Sebenarnya bukan masalah di S1 nya, hanya saja negara ini cukup salah kaprah memaknai filosofi S1. S1 sebenarnya adalah ranah pengembangan ilmu, bukan ditujukan untuk mencetak calon pekerja. Universitas yang menyelenggarakan pendidikan S1 diharapkan menjadi pusat penelitian yang mencetak cendekiawan dan publikasi riset yang berkontribusi keilmuan. Bukan berarti mengesampingkan keterampilan kerja, justru banyak gal bermanfaat yang dapat diambil untuk mengembangkan kompetensi bekerja di jenjang S1 namun sebenarnya kebutuhan minimal lulusan S1 di lowongan kerja itu diskriminatif dan salah kaprah.

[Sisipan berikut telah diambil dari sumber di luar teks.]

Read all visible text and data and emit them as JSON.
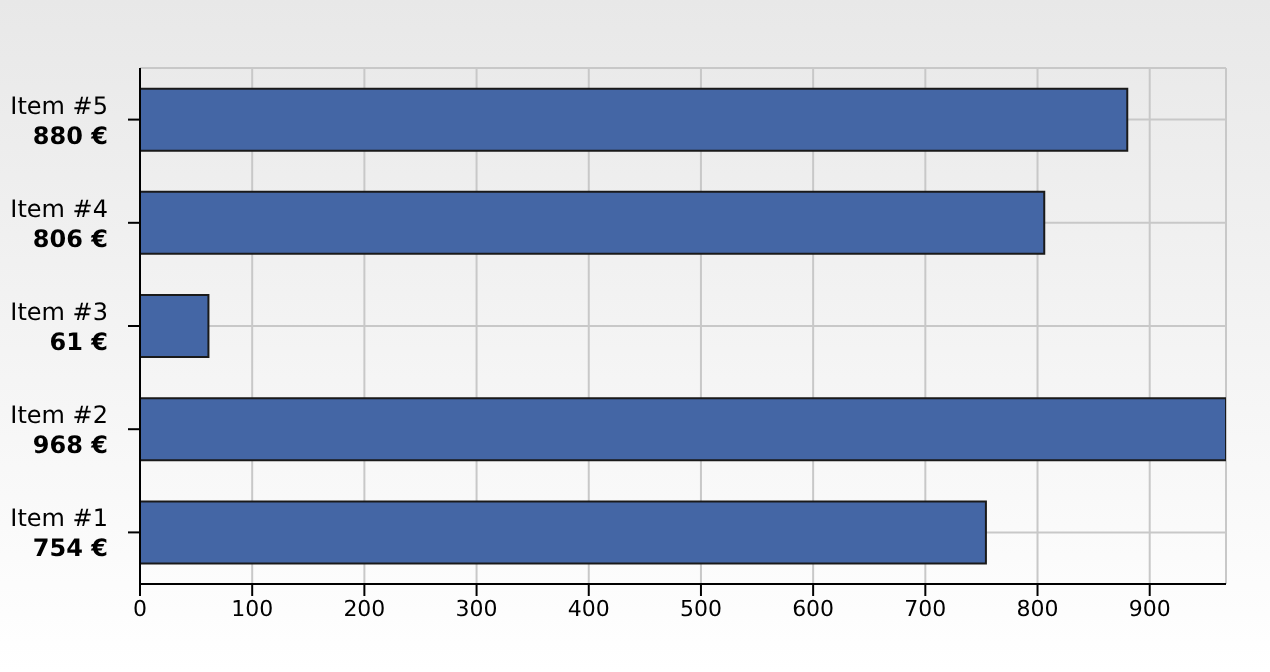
{
  "chart_data": {
    "type": "bar",
    "orientation": "horizontal",
    "categories": [
      "Item #5",
      "Item #4",
      "Item #3",
      "Item #2",
      "Item #1"
    ],
    "values": [
      880,
      806,
      61,
      968,
      754
    ],
    "value_labels": [
      "880 €",
      "806 €",
      "61 €",
      "968 €",
      "754 €"
    ],
    "color": "#4466a5",
    "xlim": [
      0,
      968
    ],
    "xticks": [
      0,
      100,
      200,
      300,
      400,
      500,
      600,
      700,
      800,
      900
    ],
    "grid": true,
    "legend": false
  }
}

Kebutuhan pekerja yang terampil sebenarnya merupakan ranah dari pendidikan vokasi. Jenis pendidikan ini fokusnya adalah pada skill yang mendukung keterampilan kerja pada bidang yang spesifik. Di Indonesia pendidikan vokasi sudah ada yaitu di jenjang SMK, sedangkan untuk pendidikan tinggi vokasi adalah jenjang diploma (D3 dan D4). Lulusan vokasi inilah yang sebenarnya diharapkan mengisi mayoritas kebutuhan pekerja terampil. Filosofi ini sebenarnya sudah cukup tertata baik pada periode pemerintahan sebelumnya, namun sayangnya saat ini tidak berlanjut.

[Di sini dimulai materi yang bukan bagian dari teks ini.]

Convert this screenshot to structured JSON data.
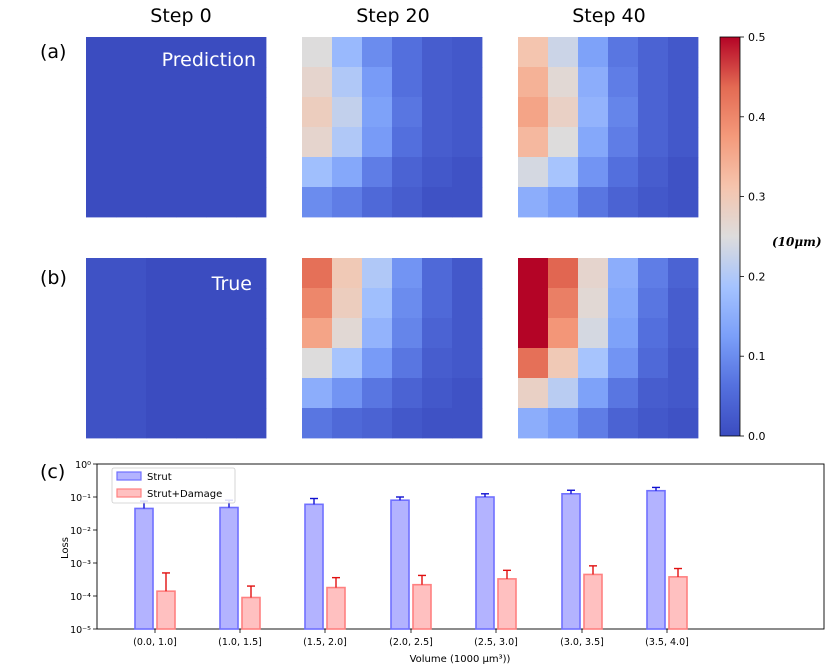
{
  "columns": [
    "Step 0",
    "Step 20",
    "Step 40"
  ],
  "rows": [
    {
      "label": "(a)",
      "overlay": "Prediction"
    },
    {
      "label": "(b)",
      "overlay": "True"
    }
  ],
  "panel_c_label": "(c)",
  "colors": {
    "strut": "#7070ff",
    "strut_damage": "#ff7b7b",
    "strut_err": "#1010d0",
    "damage_err": "#e01010"
  },
  "chart_data": [
    {
      "type": "heatmap",
      "title": "Step 0",
      "row": "Prediction",
      "values": [
        [
          0.0,
          0.0,
          0.0,
          0.0,
          0.0,
          0.0
        ],
        [
          0.0,
          0.0,
          0.0,
          0.0,
          0.0,
          0.0
        ],
        [
          0.0,
          0.0,
          0.0,
          0.0,
          0.0,
          0.0
        ],
        [
          0.0,
          0.0,
          0.0,
          0.0,
          0.0,
          0.0
        ],
        [
          0.0,
          0.0,
          0.0,
          0.0,
          0.0,
          0.0
        ],
        [
          0.0,
          0.0,
          0.0,
          0.0,
          0.0,
          0.0
        ]
      ]
    },
    {
      "type": "heatmap",
      "title": "Step 20",
      "row": "Prediction",
      "values": [
        [
          0.25,
          0.17,
          0.1,
          0.06,
          0.03,
          0.02
        ],
        [
          0.27,
          0.2,
          0.12,
          0.06,
          0.03,
          0.02
        ],
        [
          0.29,
          0.22,
          0.13,
          0.07,
          0.03,
          0.02
        ],
        [
          0.27,
          0.2,
          0.12,
          0.06,
          0.03,
          0.02
        ],
        [
          0.18,
          0.14,
          0.08,
          0.04,
          0.02,
          0.01
        ],
        [
          0.1,
          0.08,
          0.05,
          0.03,
          0.01,
          0.01
        ]
      ]
    },
    {
      "type": "heatmap",
      "title": "Step 40",
      "row": "Prediction",
      "values": [
        [
          0.31,
          0.23,
          0.13,
          0.07,
          0.04,
          0.02
        ],
        [
          0.34,
          0.26,
          0.15,
          0.08,
          0.04,
          0.02
        ],
        [
          0.36,
          0.28,
          0.16,
          0.09,
          0.04,
          0.02
        ],
        [
          0.33,
          0.25,
          0.14,
          0.08,
          0.04,
          0.02
        ],
        [
          0.24,
          0.19,
          0.11,
          0.06,
          0.03,
          0.01
        ],
        [
          0.15,
          0.12,
          0.07,
          0.04,
          0.02,
          0.01
        ]
      ]
    },
    {
      "type": "heatmap",
      "title": "Step 0",
      "row": "True",
      "values": [
        [
          0.01,
          0.01,
          0.0,
          0.0,
          0.0,
          0.0
        ],
        [
          0.01,
          0.01,
          0.0,
          0.0,
          0.0,
          0.0
        ],
        [
          0.01,
          0.01,
          0.0,
          0.0,
          0.0,
          0.0
        ],
        [
          0.01,
          0.01,
          0.0,
          0.0,
          0.0,
          0.0
        ],
        [
          0.01,
          0.01,
          0.0,
          0.0,
          0.0,
          0.0
        ],
        [
          0.01,
          0.01,
          0.0,
          0.0,
          0.0,
          0.0
        ]
      ]
    },
    {
      "type": "heatmap",
      "title": "Step 20",
      "row": "True",
      "values": [
        [
          0.43,
          0.3,
          0.2,
          0.11,
          0.05,
          0.02
        ],
        [
          0.4,
          0.29,
          0.18,
          0.1,
          0.05,
          0.02
        ],
        [
          0.36,
          0.26,
          0.16,
          0.09,
          0.04,
          0.02
        ],
        [
          0.25,
          0.19,
          0.12,
          0.07,
          0.03,
          0.02
        ],
        [
          0.15,
          0.11,
          0.07,
          0.04,
          0.02,
          0.01
        ],
        [
          0.07,
          0.05,
          0.04,
          0.02,
          0.01,
          0.01
        ]
      ]
    },
    {
      "type": "heatmap",
      "title": "Step 40",
      "row": "True",
      "values": [
        [
          0.5,
          0.44,
          0.27,
          0.15,
          0.08,
          0.04
        ],
        [
          0.5,
          0.41,
          0.26,
          0.14,
          0.07,
          0.03
        ],
        [
          0.5,
          0.38,
          0.24,
          0.13,
          0.06,
          0.03
        ],
        [
          0.43,
          0.3,
          0.19,
          0.11,
          0.05,
          0.02
        ],
        [
          0.28,
          0.21,
          0.13,
          0.07,
          0.03,
          0.02
        ],
        [
          0.15,
          0.12,
          0.08,
          0.04,
          0.02,
          0.01
        ]
      ]
    },
    {
      "type": "colorbar",
      "colormap": "coolwarm",
      "range": [
        0.0,
        0.5
      ],
      "ticks": [
        "0.0",
        "0.1",
        "0.2",
        "0.3",
        "0.4",
        "0.5"
      ],
      "label": "(10μm)"
    },
    {
      "type": "bar",
      "yscale": "log",
      "ylim": [
        1e-05,
        1
      ],
      "yticks": [
        "10⁰",
        "10⁻¹",
        "10⁻²",
        "10⁻³",
        "10⁻⁴",
        "10⁻⁵"
      ],
      "categories": [
        "(0.0, 1.0]",
        "(1.0, 1.5]",
        "(1.5, 2.0]",
        "(2.0, 2.5]",
        "(2.5, 3.0]",
        "(3.0, 3.5]",
        "(3.5, 4.0]"
      ],
      "xlabel": "Volume (1000 μm³))",
      "ylabel": "Loss",
      "legend_position": "top-left",
      "series": [
        {
          "name": "Strut",
          "values": [
            0.045,
            0.048,
            0.06,
            0.08,
            0.1,
            0.125,
            0.155
          ],
          "err_upper": [
            0.075,
            0.08,
            0.09,
            0.1,
            0.125,
            0.16,
            0.195
          ]
        },
        {
          "name": "Strut+Damage",
          "values": [
            0.00014,
            9e-05,
            0.00018,
            0.00022,
            0.00033,
            0.00045,
            0.00038
          ],
          "err_upper": [
            0.0005,
            0.0002,
            0.00036,
            0.00042,
            0.0006,
            0.00082,
            0.00068
          ]
        }
      ]
    }
  ]
}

Saya ingin menggaris bawahi, bukan masalah pendidikannya tersier atau wajib karena yang dibutuhkan agar negara ini maju adalah pemerataan akses pendidikan. Harus didorong semakin banyak warga negara yang dapat menempuh pendidikan tinggi dan setinggi-tingginya agar kualitas SDM tidak kalah dengan negara lain. Pendidikan merupakan hal yang sangat penting, kualitas dan pengalaman yang didapat seseorang yang menyelesaikan wajib belajar 12 tahun tentu berbeda dengan orang yang menjadi lulusan S3 misalnya. Makin banyak lulusan pendidikan tinggi artinya makin banyak calon ahli terampil. Dokter, arsitek, perawat, guru, dosen misalnya memerlukan pendidikan di perguruan tinggi. Dan juga perlu dihentikan diskriminasi kepada orang yang tidak memiliki kualifikasi pendidikan S1, perkuat pendidikan vokasi untuk memenuhi kebutuhan pekerja dan arahkan S1 untuk pengembangan keilmuan.